Understanding how decision makers balance operational efficiency with environmental and ecological risks is central to vessel navigation. We model vessel speed as a control variable in a constrained optimization framework in which vessel operators balance multiple competing objectives, including transit efficiency, ice related navigational risk, and whale related ecological risk. The underlying risk parameters are estimated using over 14 million Automatic Identification System (AIS) observations from the United States Arctic (2010-2019), together with environmental covariates and spatially explicit whale density estimates. The framework incorporates a nonlinear risk objective, vessel heterogeneity, and regularization to ensure stable and interpretable results. The inferred trade offs reveal distinct decision making patterns across vessel groups and navigational statuses. Vessel types such as Tug Tow and Cargo balance operational speed with environmental and ecological considerations. In contrast, several vessel groups, including Fishing, Passenger, and Unspecified vessels, are strongly influenced by ice related risk, while Pleasure Craft and Tankers exhibit higher sensitivity to whale related risk. Across navigational status categories, similar heterogeneity is observed. The dominant status, under way using engine, displays a clear trade off, whereas other statuses, such as aground and undefined, are strongly shaped by ice related constraints. Statuses including restricted maneuverability and engaged in fishing exhibit higher estimated sensitivity to whale related risk, though with substantial uncertainty. Sensitivity analysis indicates that increasing whale-related risk weighting produces limited changes in model-implied optimal speed, whereas increasing ice-related risk leads to more consistent reductions.

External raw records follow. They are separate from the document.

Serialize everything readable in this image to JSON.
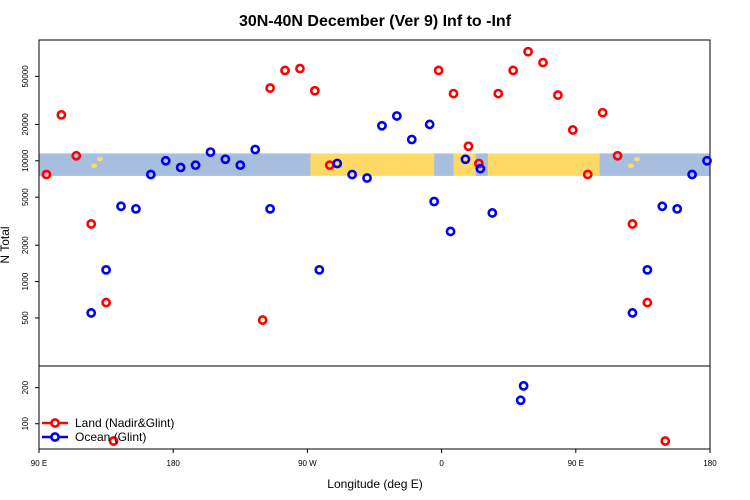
{
  "chart_data": {
    "type": "scatter",
    "title": "30N-40N December (Ver 9)   Inf to -Inf",
    "xlabel": "Longitude (deg E)",
    "ylabel": "N Total",
    "x_ticks": [
      {
        "lon": 90,
        "label": "90 E"
      },
      {
        "lon": 180,
        "label": "180"
      },
      {
        "lon": 270,
        "label": "90 W"
      },
      {
        "lon": 360,
        "label": "0"
      },
      {
        "lon": 450,
        "label": "90 E"
      },
      {
        "lon": 540,
        "label": "180"
      }
    ],
    "xlim": [
      90,
      540
    ],
    "upper_panel": {
      "scale": "log",
      "ylim": [
        200,
        100000
      ],
      "y_ticks": [
        {
          "value": 500,
          "label": "500"
        },
        {
          "value": 1000,
          "label": "1000"
        },
        {
          "value": 2000,
          "label": "2000"
        },
        {
          "value": 5000,
          "label": "5000"
        },
        {
          "value": 10000,
          "label": "10000"
        },
        {
          "value": 20000,
          "label": "20000"
        },
        {
          "value": 50000,
          "label": "50000"
        }
      ],
      "map_strip": {
        "y_top": 11500,
        "y_bottom": 7500,
        "land_color": "#ffd966",
        "ocean_color": "#a8bede"
      }
    },
    "lower_panel": {
      "scale": "linear",
      "ylim": [
        30,
        260
      ],
      "y_ticks": [
        {
          "value": 100,
          "label": "100"
        },
        {
          "value": 200,
          "label": "200"
        }
      ]
    },
    "series": [
      {
        "name": "Land (Nadir&Glint)",
        "color": "#ff0000",
        "points": [
          {
            "x": 95,
            "y": 7700
          },
          {
            "x": 105,
            "y": 24000
          },
          {
            "x": 115,
            "y": 11000
          },
          {
            "x": 125,
            "y": 3000
          },
          {
            "x": 135,
            "y": 670
          },
          {
            "x": 240,
            "y": 480
          },
          {
            "x": 245,
            "y": 40000
          },
          {
            "x": 255,
            "y": 56000
          },
          {
            "x": 265,
            "y": 58000
          },
          {
            "x": 275,
            "y": 38000
          },
          {
            "x": 285,
            "y": 9200
          },
          {
            "x": 358,
            "y": 56000
          },
          {
            "x": 368,
            "y": 36000
          },
          {
            "x": 378,
            "y": 13200
          },
          {
            "x": 385,
            "y": 9500
          },
          {
            "x": 398,
            "y": 36000
          },
          {
            "x": 408,
            "y": 56000
          },
          {
            "x": 418,
            "y": 80000
          },
          {
            "x": 428,
            "y": 65000
          },
          {
            "x": 438,
            "y": 35000
          },
          {
            "x": 448,
            "y": 18000
          },
          {
            "x": 458,
            "y": 7700
          },
          {
            "x": 468,
            "y": 25000
          },
          {
            "x": 478,
            "y": 11000
          },
          {
            "x": 488,
            "y": 3000
          },
          {
            "x": 498,
            "y": 670
          }
        ],
        "lower_points": [
          {
            "x": 140,
            "y": 52
          },
          {
            "x": 510,
            "y": 52
          }
        ]
      },
      {
        "name": "Ocean (Glint)",
        "color": "#0000ee",
        "points": [
          {
            "x": 125,
            "y": 550
          },
          {
            "x": 135,
            "y": 1250
          },
          {
            "x": 145,
            "y": 4200
          },
          {
            "x": 155,
            "y": 4000
          },
          {
            "x": 165,
            "y": 7700
          },
          {
            "x": 175,
            "y": 10000
          },
          {
            "x": 185,
            "y": 8800
          },
          {
            "x": 195,
            "y": 9200
          },
          {
            "x": 205,
            "y": 11800
          },
          {
            "x": 215,
            "y": 10300
          },
          {
            "x": 225,
            "y": 9200
          },
          {
            "x": 235,
            "y": 12400
          },
          {
            "x": 245,
            "y": 4000
          },
          {
            "x": 278,
            "y": 1250
          },
          {
            "x": 290,
            "y": 9500
          },
          {
            "x": 300,
            "y": 7700
          },
          {
            "x": 310,
            "y": 7200
          },
          {
            "x": 320,
            "y": 19500
          },
          {
            "x": 330,
            "y": 23500
          },
          {
            "x": 340,
            "y": 15000
          },
          {
            "x": 352,
            "y": 20000
          },
          {
            "x": 355,
            "y": 4600
          },
          {
            "x": 366,
            "y": 2600
          },
          {
            "x": 376,
            "y": 10300
          },
          {
            "x": 386,
            "y": 8600
          },
          {
            "x": 394,
            "y": 3700
          },
          {
            "x": 488,
            "y": 550
          },
          {
            "x": 498,
            "y": 1250
          },
          {
            "x": 508,
            "y": 4200
          },
          {
            "x": 518,
            "y": 4000
          },
          {
            "x": 528,
            "y": 7700
          },
          {
            "x": 538,
            "y": 10000
          }
        ],
        "lower_points": [
          {
            "x": 413,
            "y": 165
          },
          {
            "x": 415,
            "y": 205
          }
        ]
      }
    ],
    "legend": {
      "placement": "bottom-left"
    }
  }
}
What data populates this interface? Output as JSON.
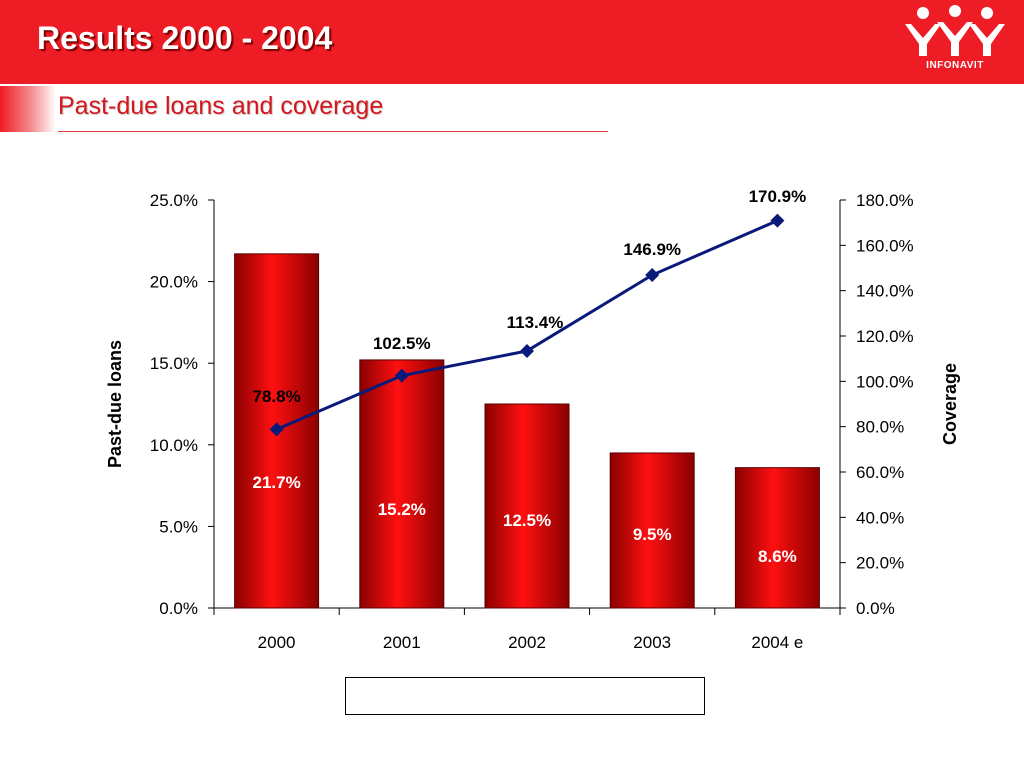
{
  "header": {
    "title": "Results 2000 - 2004",
    "logo_text": "INFONAVIT",
    "accent_color": "#ee1c25"
  },
  "subtitle": "Past-due loans and coverage",
  "chart_data": {
    "type": "bar",
    "categories": [
      "2000",
      "2001",
      "2002",
      "2003",
      "2004 e"
    ],
    "series": [
      {
        "name": "Past-due loans",
        "kind": "bar",
        "axis": "left",
        "values": [
          21.7,
          15.2,
          12.5,
          9.5,
          8.6
        ],
        "labels": [
          "21.7%",
          "15.2%",
          "12.5%",
          "9.5%",
          "8.6%"
        ],
        "color": "#e00000"
      },
      {
        "name": "Coverage",
        "kind": "line",
        "axis": "right",
        "values": [
          78.8,
          102.5,
          113.4,
          146.9,
          170.9
        ],
        "labels": [
          "78.8%",
          "102.5%",
          "113.4%",
          "146.9%",
          "170.9%"
        ],
        "color": "#0a1a7a"
      }
    ],
    "ylabel": "Past-due loans",
    "y2label": "Coverage",
    "ylim": [
      0,
      25
    ],
    "y2lim": [
      0,
      180
    ],
    "yticks": [
      "0.0%",
      "5.0%",
      "10.0%",
      "15.0%",
      "20.0%",
      "25.0%"
    ],
    "y2ticks": [
      "0.0%",
      "20.0%",
      "40.0%",
      "60.0%",
      "80.0%",
      "100.0%",
      "120.0%",
      "140.0%",
      "160.0%",
      "180.0%"
    ],
    "grid": false,
    "legend": "bottom"
  }
}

翻译：理解决策者如何平衡运营效率与环境生态风险是船舶航行的核心问题。我们将船舶速度建模为约束优化框架中的控制变量，在该框架中船舶运营者需权衡多个竞争性目标，包括航行效率、冰相关航行风险以及鲸类相关生态风险。利用来自美国北极地区（2010-2019年）超过1400万条自动识别系统观测数据，结合环境协变量与空间显式鲸类密度估算结果，对潜在风险参数进行估计。该框架整合了非线性风险目标函数、船舶异质性及正则化处理，以确保结果的稳定性与可解释性。推断出的权衡关系揭示了不同船舶群体及航行状态下的差异化决策模式。拖轮船舶和货船等船型在运营速度与生态环境考量间取得平衡，而渔船、客船及未指定船舶等群体则显著受冰相关风险影响；休闲船舶和油轮对鲸类相关风险表现出更高敏感度。在不同航行状态分类中同样观察到类似的异质性：主要航行状态"使用发动机航行"呈现出清晰的权衡特征，而"搁浅"和"未定义"等其他状态则受冰相关约束的强烈影响。"机动受限"和"从事捕鱼"等状态虽对鲸类风险敏感度估算值较高，但伴随显著不确定性。敏感性分析表明，提高鲸类风险权重对模型最优速度影响有限，而提高冰相关风险权重则导致更一致的速度降低。